When you design custom machines like MJ Engineering does, things don’t always go as planned. That’s OK. Their engineers are experts at solving problems and improvising when necessary. Nonetheless, making customer design changes partway into a project can cost weeks on the schedule and thousands of dollars in parts. To reduce such risks and be more responsive, MJ Engineering recently purchased a desktop 3D printer.
How it works
The fused deposition modeling (FDM) printer heats a thermoplastic filament to its melting point and extrudes it through a nozzle, layer by layer, to create a three–dimensional object. Precisely following a design in a computer program, it can print production-ready parts that are strong, rigid, and durable.

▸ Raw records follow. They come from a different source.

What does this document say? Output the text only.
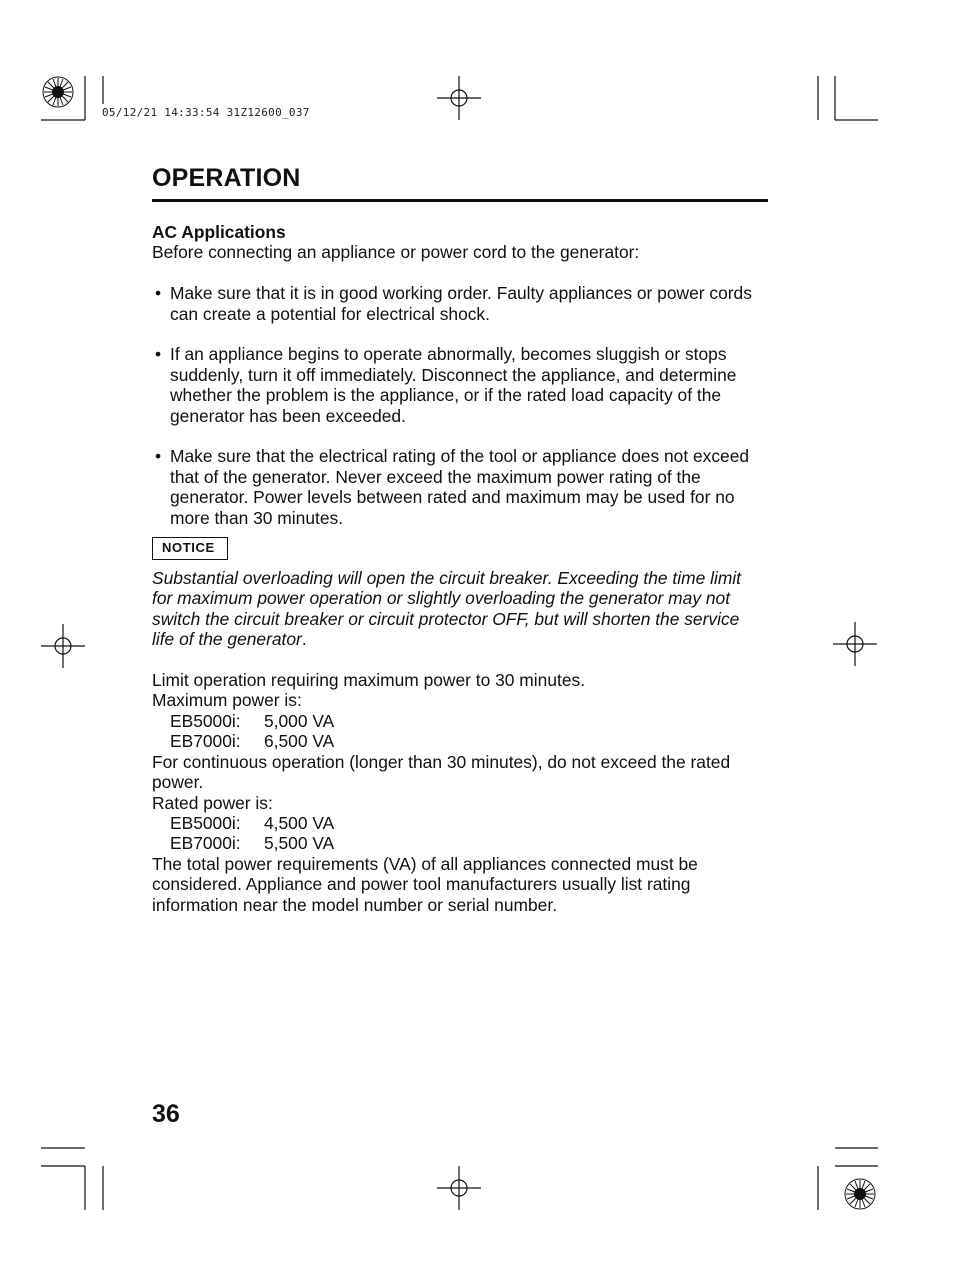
05/12/21 14:33:54 31Z12600_037
OPERATION

AC Applications

Before connecting an appliance or power cord to the generator:

• Make sure that it is in good working order. Faulty appliances or power cords can create a potential for electrical shock.
• If an appliance begins to operate abnormally, becomes sluggish or stops suddenly, turn it off immediately. Disconnect the appliance, and determine whether the problem is the appliance, or if the rated load capacity of the generator has been exceeded.
• Make sure that the electrical rating of the tool or appliance does not exceed that of the generator. Never exceed the maximum power rating of the generator. Power levels between rated and maximum may be used for no more than 30 minutes.
NOTICE

Substantial overloading will open the circuit breaker. Exceeding the time limit for maximum power operation or slightly overloading the generator may not switch the circuit breaker or circuit protector OFF, but will shorten the service life of the generator.

Limit operation requiring maximum power to 30 minutes.

Maximum power is:

EB5000i:	5,000 VA
EB7000i:	6,500 VA

For continuous operation (longer than 30 minutes), do not exceed the rated power.

Rated power is:

EB5000i:	4,500 VA
EB7000i:	5,500 VA

The total power requirements (VA) of all appliances connected must be considered. Appliance and power tool manufacturers usually list rating information near the model number or serial number.

36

Is having a 3D printer worth it?
“There are great benefits to using these,” says mechanical engineer JC Kraml, one of MJ Engineering’s resident experts at 3D printing. He praises their new printer for helping avoid project bottlenecks, saying, “It’s fantastic at quick fixes and helping move projects along; it’s great to have for that purpose alone.”
A few of the 3D printer’s many applications include:
- Rapid prototyping
- Concept modeling
- Making replacement parts
Kraml recently used the printer to build a prototype part for a speaker installation jig. “It enables us to ‘fail faster,’” he explains, “meaning we can quickly solve problems that may arise during the design or assembly process. And we save time and money because we manufacture parts in–house.”

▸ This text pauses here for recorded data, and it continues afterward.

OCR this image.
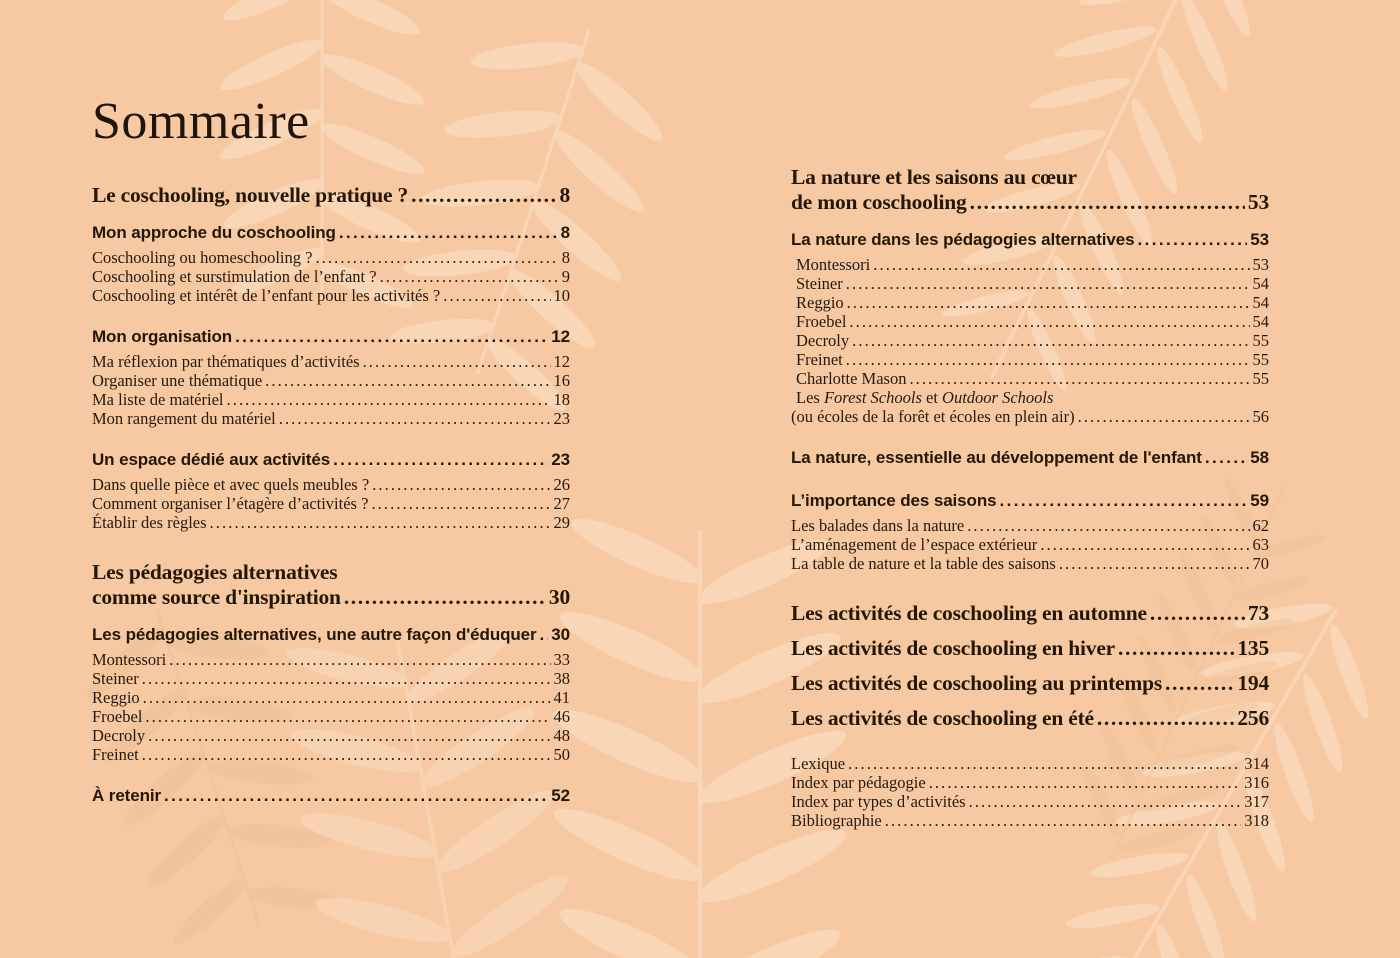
Sommaire
Le coschooling, nouvelle pratique ? .....	8
Mon approche du coschooling .....	8
Coschooling ou homeschooling ? .....	8
Coschooling et surstimulation de l’enfant ? .....	9
Coschooling et intérêt de l’enfant pour les activités ? .....	10
Mon organisation .....	12
Ma réflexion par thématiques d’activités .....	12
Organiser une thématique .....	16
Ma liste de matériel .....	18
Mon rangement du matériel .....	23
Un espace dédié aux activités .....	23
Dans quelle pièce et avec quels meubles ? .....	26
Comment organiser l’étagère d’activités ? .....	27
Établir des règles .....	29
Les pédagogies alternatives
comme source d'inspiration .....	30
Les pédagogies alternatives, une autre façon d'éduquer ..... 30
Montessori .....	33
Steiner .....	38
Reggio .....	41
Froebel .....	46
Decroly .....	48
Freinet .....	50
À retenir .....	52
La nature et les saisons au cœur
de mon coschooling .....	53
La nature dans les pédagogies alternatives .....	53
Montessori .....	53
Steiner .....	54
Reggio .....	54
Froebel .....	54
Decroly .....	55
Freinet .....	55
Charlotte Mason .....	55
Les Forest Schools et Outdoor Schools
(ou écoles de la forêt et écoles en plein air) .....	56
La nature, essentielle au développement de l'enfant .....	58
L’importance des saisons .....	59
Les balades dans la nature .....	62
L’aménagement de l’espace extérieur .....	63
La table de nature et la table des saisons .....	70
Les activités de coschooling en automne .....	73
Les activités de coschooling en hiver .....	135
Les activités de coschooling au printemps .....	194
Les activités de coschooling en été .....	256
Lexique .....	314
Index par pédagogie .....	316
Index par types d’activités .....	317
Bibliographie .....	318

Before purchasing the FDM printer, MJ Engineering relied heavily on their machine shops to make parts. After getting the part, which would typically take weeks, there was still a chance it wouldn’t work, meaning more expense and more waiting.
“Our new 3D printer allows us to respond rapidly,” says MJ Engineering President Richard Wand. “If a part doesn’t work, or it doesn’t fit the first time, we can tweak the design, reprint it, and have a new part in a matter of hours.”
Despite its advantages, the 3D printer is not going to replace MJ Engineering’s machine shops any time soon. Larger parts and parts that need to be made of metal will still be fabricated elsewhere, at least for now. In the long term, Wand says the new printer will be good for his company.
It will be good for MJ Engineering’s customers, too. In addition to printing prototype and production parts for their own projects, they can print parts for others who may not have enough need or know-how to make a permanent investment in a 3D printer.
Suffice it to say, MJ Engineering’s new FDM 3D printer adds value with every part it prints!